Voters’ disenchantment with the Prime Minister and her government is at an all-time high, according to today’s Essential Report.

Julia Gillard’s approval ratings have fallen even further as she embarks on what some believe is a make-or-break effort to sell the carbon price package. Only 29% of voters approve of her performance, down 34% from her previous nadir last month. A staggering 62% of voters disapprove of her performance, up 8 points from June.

Voters remain cool about Tony Abbott — his approval and disapproval ratings both went up 1 point to 39% approval and 49% disapproval but for the first time in Essential’s history the Opposition Leader leads the Prime Minister as preferred PM, 39-37%, a turnaround from Gillard’s 5 point lead in June.

Labor’s primary vote has fallen 2 points, making for a 4 point drop in the last four weeks. The Coalition primary vote is now 50%, and it leads on a 2PP basis 57-43.

Support for the Government’s carbon pricing scheme has fallen again back to levels last seen in March: 35% support it and 53% oppose it, compared to 38% support and 49% opposition in June, although most of the polling was completed before yesterday announcement.

It is hard to see Julia Gillard’s standing as a political leader recovering from such toxic levels of disapproval; a net disapproval rating of 33 points is reminiscent of the worst days of Malcolm Turnbull and Brendan Nelson, and all the worse because voters clearly do not like Tony Abbott.

The really serious slide in both Ms Gillard’s approval ratings and Labor’s vote began after the announcement of the carbon price plan early in the year. Until then, Labor was matching the Coalition on the 2PP and Ms Gillard had a decent net approval rating and a big lead on Tony Abbott as Preferred PM. Since then, all three have crumbled.
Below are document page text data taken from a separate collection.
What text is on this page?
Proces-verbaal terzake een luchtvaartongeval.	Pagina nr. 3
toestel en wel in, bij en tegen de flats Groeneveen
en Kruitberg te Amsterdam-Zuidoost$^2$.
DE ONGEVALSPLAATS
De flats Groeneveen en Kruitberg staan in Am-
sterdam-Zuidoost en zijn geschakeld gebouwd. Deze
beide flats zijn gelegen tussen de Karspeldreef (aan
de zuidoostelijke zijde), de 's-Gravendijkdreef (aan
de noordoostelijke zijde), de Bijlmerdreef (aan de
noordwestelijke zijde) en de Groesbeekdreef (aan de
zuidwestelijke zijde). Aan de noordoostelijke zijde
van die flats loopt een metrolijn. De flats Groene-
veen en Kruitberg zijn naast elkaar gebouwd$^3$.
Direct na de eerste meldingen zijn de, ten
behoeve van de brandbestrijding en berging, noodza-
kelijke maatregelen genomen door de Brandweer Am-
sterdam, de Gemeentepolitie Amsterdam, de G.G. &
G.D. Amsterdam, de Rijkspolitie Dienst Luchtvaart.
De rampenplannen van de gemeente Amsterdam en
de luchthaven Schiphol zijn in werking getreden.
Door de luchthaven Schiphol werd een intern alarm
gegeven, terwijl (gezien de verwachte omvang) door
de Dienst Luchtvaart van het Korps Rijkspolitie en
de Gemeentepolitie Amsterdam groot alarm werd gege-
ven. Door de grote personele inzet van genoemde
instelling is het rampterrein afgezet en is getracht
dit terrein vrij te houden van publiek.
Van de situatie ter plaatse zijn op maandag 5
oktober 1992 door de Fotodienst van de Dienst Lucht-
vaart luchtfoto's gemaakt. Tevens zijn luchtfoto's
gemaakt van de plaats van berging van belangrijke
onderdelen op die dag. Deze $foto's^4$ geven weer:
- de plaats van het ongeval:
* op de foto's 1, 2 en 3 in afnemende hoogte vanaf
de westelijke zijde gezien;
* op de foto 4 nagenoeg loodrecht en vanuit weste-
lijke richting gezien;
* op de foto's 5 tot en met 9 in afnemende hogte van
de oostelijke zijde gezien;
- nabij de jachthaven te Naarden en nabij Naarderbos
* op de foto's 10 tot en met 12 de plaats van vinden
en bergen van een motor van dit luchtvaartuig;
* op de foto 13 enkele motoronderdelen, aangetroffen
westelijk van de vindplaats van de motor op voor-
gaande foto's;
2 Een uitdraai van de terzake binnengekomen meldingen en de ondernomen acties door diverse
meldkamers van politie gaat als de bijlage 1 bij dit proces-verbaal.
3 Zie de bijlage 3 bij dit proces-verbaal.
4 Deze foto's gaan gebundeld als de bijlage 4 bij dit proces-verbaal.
Carbon pricing contributed to John Howard’s demise, killed off Brendan Nelson, Malcolm Turnbull and Kevin Rudd, and now looks like doing the same for Julia Gillard. A more apt comparison, though, may be with Kevin Rudd’s mining tax proposal. In failing to sell voters on a sound economic policy, Rudd opened the door to his assassin. The carbon pricing scheme may well do the same to her.

Essential also reveals how little people know about Australia’s foreign aid program, the subject last week of a major review and overhaul initiated by Kevin Rudd. Asked what proportion of the Budget is directed to foreign aid, 7% of people said less than 1%, 8% said about 1% (in 2011-12 it will be around 1.1%), 17% said 2%, and 27% said 5% or more, including 30% of Liberal voters. 41% said they didn’t know. Asked if they thought we spend too much on foreign aid, 42% agreed, and 16% thought we spend too little. 21% thought it was about right. 52% of Liberal voters thought we spent too much; 37% of Greens voters thought we spend too little.